Common Questions About the Eye of Horus
What does the Eye of Horus symbolize?
The Eye of Horus symbolizes protection, healing, and restoration in ancient Egyptian religion. It originated from the myth in which Set destroyed Horus’s eye during their battle for the throne of Egypt, and Thoth restored it. The symbol represented the recovery of what was lost and the healing of what was broken. It also served as a mathematical system, with six fractions used in measuring medicine and grain, connecting its sacred meaning to everyday practical use.
What are the six parts of the Eye of Horus?
The six parts of the Eye of Horus correspond to six fractions: one-half representing smell and intuition, one-quarter representing sight and focus, one-eighth representing thought and wisdom, one-sixteenth representing hearing and understanding, one-thirty-second representing taste and expression, and one-sixty-fourth representing touch and healing. Together they add up to sixty-three sixty-fourths. The missing one sixty-fourth represented the portion that only divine magic could complete, acknowledging the limits of human knowledge and measurement.

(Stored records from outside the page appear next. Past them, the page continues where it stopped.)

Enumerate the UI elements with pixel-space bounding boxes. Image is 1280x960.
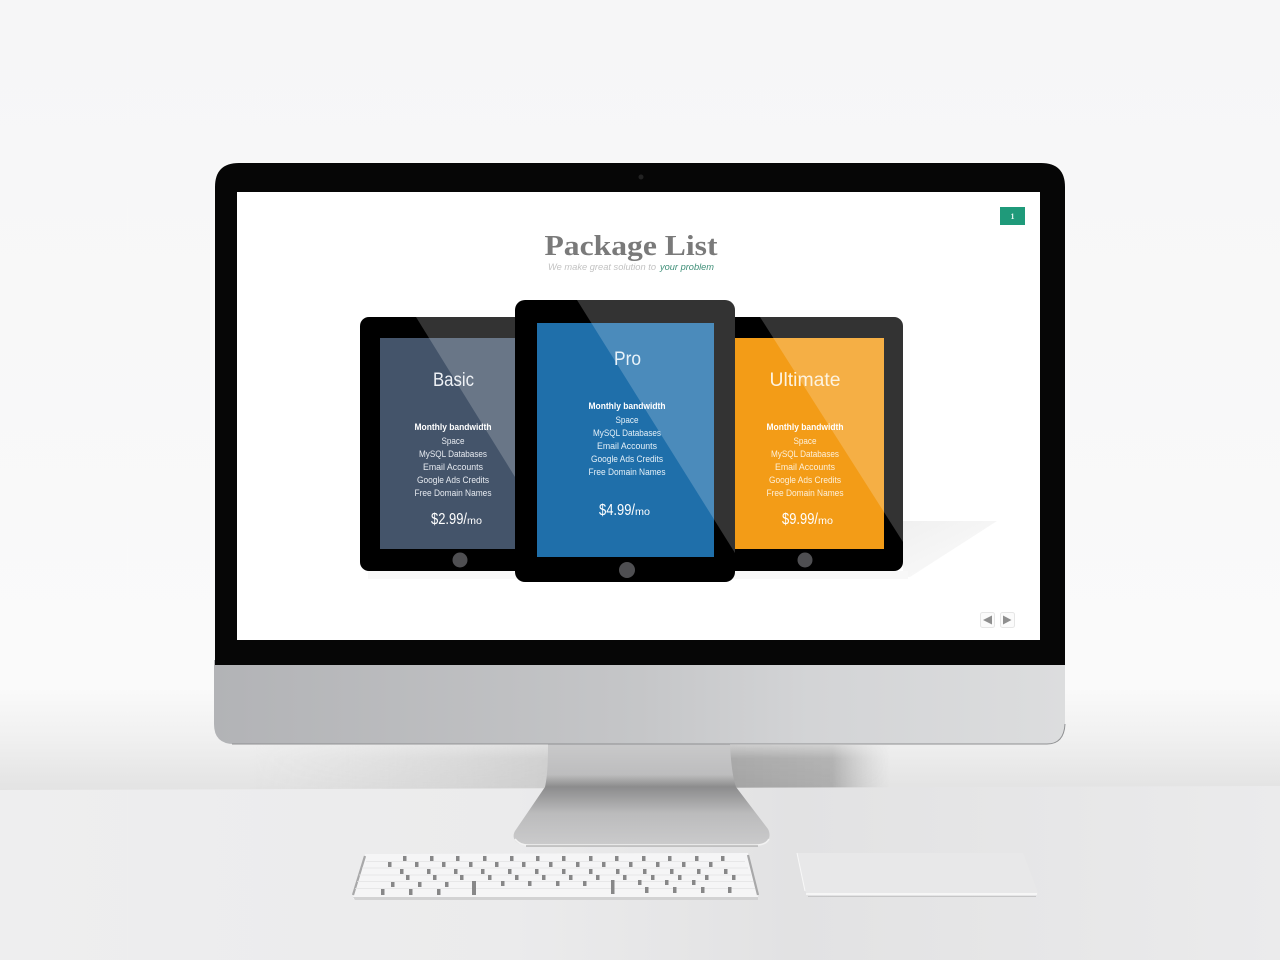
desk surface — [0, 786, 1280, 960]
price: $9.99/ — [782, 511, 819, 528]
tablet cast shadow — [368, 521, 997, 579]
feature list: Monthly bandwidth — [766, 422, 844, 432]
plan name: Ultimate — [770, 370, 840, 391]
price: $2.99/ — [431, 511, 468, 528]
feature list: Space — [794, 436, 816, 446]
feature list: Free Domain Names — [414, 488, 492, 498]
feature list: Monthly bandwidth — [588, 401, 666, 411]
title: Package List — [544, 230, 718, 262]
monitor — [214, 162, 1066, 744]
slide screen — [237, 192, 1040, 640]
feature list: Email Accounts — [775, 462, 835, 472]
panel: Basic tablet — [360, 317, 515, 571]
feature list: Google Ads Credits — [769, 475, 841, 485]
price: mo — [818, 515, 833, 527]
feature list: Email Accounts — [597, 441, 657, 451]
icon: next button — [1000, 612, 1014, 628]
price: $4.99/ — [599, 502, 636, 519]
camera — [638, 174, 644, 180]
trackpad — [797, 853, 1038, 896]
icon: home button — [619, 562, 635, 578]
feature list: Email Accounts — [423, 462, 483, 472]
keyboard — [353, 853, 758, 900]
price: mo — [467, 515, 482, 527]
icon: home button — [798, 552, 812, 568]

What is the difference between the Eye of Horus and the Eye of Ra?
The Eye of Horus and the Eye of Ra serve opposite purposes in Egyptian theology. The Eye of Horus is the left eye of the falcon god Horus, associated with the moon, healing, and protection. It was used on amulets and in medicine. The Eye of Ra is the right eye of the sun god Ra, associated with solar power and divine destruction. Ra could send his eye out as a weapon, depicted as a fierce goddess like Sekhmet, to punish enemies or humanity. One symbol restores and protects, the other destroys and punishes.
What does an Eye of Horus tattoo mean?
Eye of Horus tattoos are typically chosen to represent protection, healing, or personal transformation. Many people choose the symbol after recovering from illness or surviving difficult life experiences, connecting it to the myth of the eye’s restoration after destruction. Others choose it to express interest in Egyptian spirituality or as a general protective symbol. The meaning is usually personal rather than strictly based on ancient Egyptian theology, though the association with healing and recovery aligns closely with the symbol’s original significance.
Is the Eye of Horus an evil symbol?
The Eye of Horus is not an evil symbol. In ancient Egyptian religion, it was entirely protective and healing in nature, used to guard against harm and illness. Its association with evil or secret societies in modern culture comes from confusion with the “All-Seeing Eye” found on the American dollar bill, which has different historical origins. The Eye of Horus appearing in conspiracy theories about the Illuminati is based on a visual similarity between two unrelated symbols, not on any historical connection between them.